Persönlich fahre ich, wie bereits erwähnt, eines der verbrauchsärmsten Benzin-Modelle am Markt und werde danach auf einen noch verbrauchsärmeren Diesel umsteigen. Ich fahre auch nicht schnell und finde pures Rasen auf öffentlichen Straßen ist ein Zeichen schlechten Zeitmanagements oder des Geizes sich ein Ticket auf einer öffentlichen Rennstrecke zu lösen und dort dann richtig die Sau rauszulassen. Aber hauptsächlich  habe ich etwas gegen politische Initiativen und Entscheidungen, die Probleme unfundiert angehen und inkonsequent sind.  

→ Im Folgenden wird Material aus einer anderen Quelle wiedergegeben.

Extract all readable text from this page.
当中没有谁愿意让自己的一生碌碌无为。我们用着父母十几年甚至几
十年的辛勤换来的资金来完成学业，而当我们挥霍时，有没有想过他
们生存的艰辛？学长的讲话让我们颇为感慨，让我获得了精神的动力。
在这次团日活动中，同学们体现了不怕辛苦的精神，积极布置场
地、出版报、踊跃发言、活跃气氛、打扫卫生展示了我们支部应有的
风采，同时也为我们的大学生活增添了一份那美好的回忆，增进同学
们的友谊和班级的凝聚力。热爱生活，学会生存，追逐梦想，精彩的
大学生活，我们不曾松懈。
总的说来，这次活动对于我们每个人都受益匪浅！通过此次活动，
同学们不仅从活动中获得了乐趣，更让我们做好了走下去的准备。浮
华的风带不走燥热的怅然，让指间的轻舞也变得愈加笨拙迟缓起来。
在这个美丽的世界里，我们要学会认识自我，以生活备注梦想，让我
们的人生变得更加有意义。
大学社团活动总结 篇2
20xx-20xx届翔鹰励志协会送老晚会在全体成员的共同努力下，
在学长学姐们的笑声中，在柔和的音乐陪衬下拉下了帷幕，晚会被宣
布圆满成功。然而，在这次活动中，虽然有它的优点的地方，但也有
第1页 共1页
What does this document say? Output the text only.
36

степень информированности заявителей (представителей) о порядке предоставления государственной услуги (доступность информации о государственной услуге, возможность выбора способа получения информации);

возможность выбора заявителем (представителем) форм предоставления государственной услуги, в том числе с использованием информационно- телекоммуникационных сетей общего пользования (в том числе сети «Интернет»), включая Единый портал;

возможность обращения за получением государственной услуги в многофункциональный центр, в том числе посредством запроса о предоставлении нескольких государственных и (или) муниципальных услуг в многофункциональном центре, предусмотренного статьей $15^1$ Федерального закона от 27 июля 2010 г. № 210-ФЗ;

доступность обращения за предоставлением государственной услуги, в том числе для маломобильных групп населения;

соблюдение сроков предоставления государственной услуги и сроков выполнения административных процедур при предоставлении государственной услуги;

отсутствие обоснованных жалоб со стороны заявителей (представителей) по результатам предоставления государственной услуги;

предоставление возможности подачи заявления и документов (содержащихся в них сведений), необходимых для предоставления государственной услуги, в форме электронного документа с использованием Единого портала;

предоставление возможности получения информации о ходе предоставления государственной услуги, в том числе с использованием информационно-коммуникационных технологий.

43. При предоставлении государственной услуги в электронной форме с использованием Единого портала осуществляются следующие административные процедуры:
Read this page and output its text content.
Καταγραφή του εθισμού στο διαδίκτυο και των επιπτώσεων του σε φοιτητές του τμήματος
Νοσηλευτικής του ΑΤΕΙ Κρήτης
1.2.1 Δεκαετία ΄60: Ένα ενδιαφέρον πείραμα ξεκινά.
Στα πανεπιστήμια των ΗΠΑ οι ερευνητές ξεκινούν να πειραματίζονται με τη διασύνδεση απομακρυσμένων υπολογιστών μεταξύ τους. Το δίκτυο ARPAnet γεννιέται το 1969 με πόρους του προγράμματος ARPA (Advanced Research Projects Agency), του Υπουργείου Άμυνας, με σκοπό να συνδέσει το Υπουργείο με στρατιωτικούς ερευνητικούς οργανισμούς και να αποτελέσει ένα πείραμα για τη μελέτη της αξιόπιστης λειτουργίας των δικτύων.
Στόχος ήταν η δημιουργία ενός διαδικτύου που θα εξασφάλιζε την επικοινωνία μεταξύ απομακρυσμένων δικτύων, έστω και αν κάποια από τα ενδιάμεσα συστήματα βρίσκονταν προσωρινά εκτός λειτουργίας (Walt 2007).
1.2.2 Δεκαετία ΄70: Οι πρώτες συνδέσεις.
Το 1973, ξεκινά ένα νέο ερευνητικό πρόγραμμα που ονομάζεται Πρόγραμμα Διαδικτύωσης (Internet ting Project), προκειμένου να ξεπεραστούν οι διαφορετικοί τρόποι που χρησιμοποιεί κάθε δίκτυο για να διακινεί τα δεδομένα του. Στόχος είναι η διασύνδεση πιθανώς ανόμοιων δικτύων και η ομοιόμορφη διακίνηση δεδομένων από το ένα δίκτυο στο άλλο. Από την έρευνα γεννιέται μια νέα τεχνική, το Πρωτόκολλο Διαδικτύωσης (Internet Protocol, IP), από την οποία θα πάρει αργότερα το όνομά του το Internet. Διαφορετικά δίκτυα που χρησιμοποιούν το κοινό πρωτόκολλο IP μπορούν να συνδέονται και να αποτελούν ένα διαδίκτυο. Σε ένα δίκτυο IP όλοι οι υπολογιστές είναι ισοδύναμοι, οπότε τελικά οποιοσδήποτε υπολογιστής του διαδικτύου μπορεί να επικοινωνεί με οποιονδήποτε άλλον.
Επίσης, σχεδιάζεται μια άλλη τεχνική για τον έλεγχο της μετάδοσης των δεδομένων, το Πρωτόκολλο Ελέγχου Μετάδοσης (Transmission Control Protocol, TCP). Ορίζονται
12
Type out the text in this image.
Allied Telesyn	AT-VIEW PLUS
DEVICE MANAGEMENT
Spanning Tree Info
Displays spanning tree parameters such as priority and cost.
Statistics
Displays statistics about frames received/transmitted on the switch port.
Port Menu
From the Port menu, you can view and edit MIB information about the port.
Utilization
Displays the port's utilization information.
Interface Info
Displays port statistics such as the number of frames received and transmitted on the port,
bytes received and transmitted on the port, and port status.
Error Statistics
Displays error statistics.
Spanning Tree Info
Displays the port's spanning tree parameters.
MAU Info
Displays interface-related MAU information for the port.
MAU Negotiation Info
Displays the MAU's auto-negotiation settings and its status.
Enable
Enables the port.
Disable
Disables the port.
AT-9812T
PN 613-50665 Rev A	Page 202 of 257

Denn den kritischsten Bereich habe ich noch gar nicht angesprochen. Geht es um Verletzte und Tote ist unklar ob das Limit die Situation verbessert oder sogar verschlimmert. Führt die Tempolimitierung zu mehr Staus und verdichtetem Verkehr, würde sie automatisch zu mehr Toten und Verletzten führen. Dazu gibt es Statistiken und Studien, die den Anteil der Verkehrsopfer nach Verkehrssituationen auflisten. 

Ökonomie der Ökologie

Daneben ist zusätzlich unbekannt welche Kosten es insgesamt verursacht oder einspart. Bei niedrigerem Tempo könnten die Fahrspuren verengt werden, das könnte die Kosten senken, in letzter Konsequenz sind das dann mehrspurige und kreuzungsfreie Landstraßen. Das Tempo zu limitieren für den Preis von Toten, Verletzten und mehr zugebauter Landschaft wäre noch nicht einmal ein Pyrrhus-Sieg, es wäre ein katastrophales Scheitern. Nach nicht vorhandener Faktenlage kann man es eben auch nicht ausschließen, aber die Versuche mit Tempo 100 vor einem Vierteljahrhundert haben nur marginale Einsparungen zusammen mit einem Anstieg der Unfälle gezeigt. Hauptsächlich durch den Rückgang der Aufmerksamkeit der Fahrer.

Dienstwagen-mit-Fahrer-Nutzer, Bahncard-100-Inhaber und Helikopter-Service-Nutzer wie die Spitzenpolitiker haben damit allerdings keine persönlichen Erfahrungen. Da lässt man sich halt einen kleinen Snack servieren, telefoniert und arbeitet unbeeinflusst vom Verkehrsgeschehen. Und kommt auf die Idee ein Tempolimit zu begrüßen.  

Man zerrt einen Mythos auf die Schlachtbank, ohne zu wissen was man da zerlegt – Pferd oder Rind oder gar eine Katze? Die Politik, in diesem Fall der SPD-Vorsitzende, handelt wie ein blinder Metzger. Das wäre einer Diskussion würdig, vielleicht werden dann auch die Voraussetzungen für eine Tempolimit-Diskussion geschaffen. Dann könnte sich die Bevölkerung auch mit einem eventuell noch rigideren Limit anfreunden, wenn der Sinn deutlich klar würde. Oder die Politik müsste vorrangig andere Reglementierungen treffen und das Limit und die Richtgeschwindigkeit sogar anheben.

Wer weiß das schon? Die Politik nicht. Noch nicht.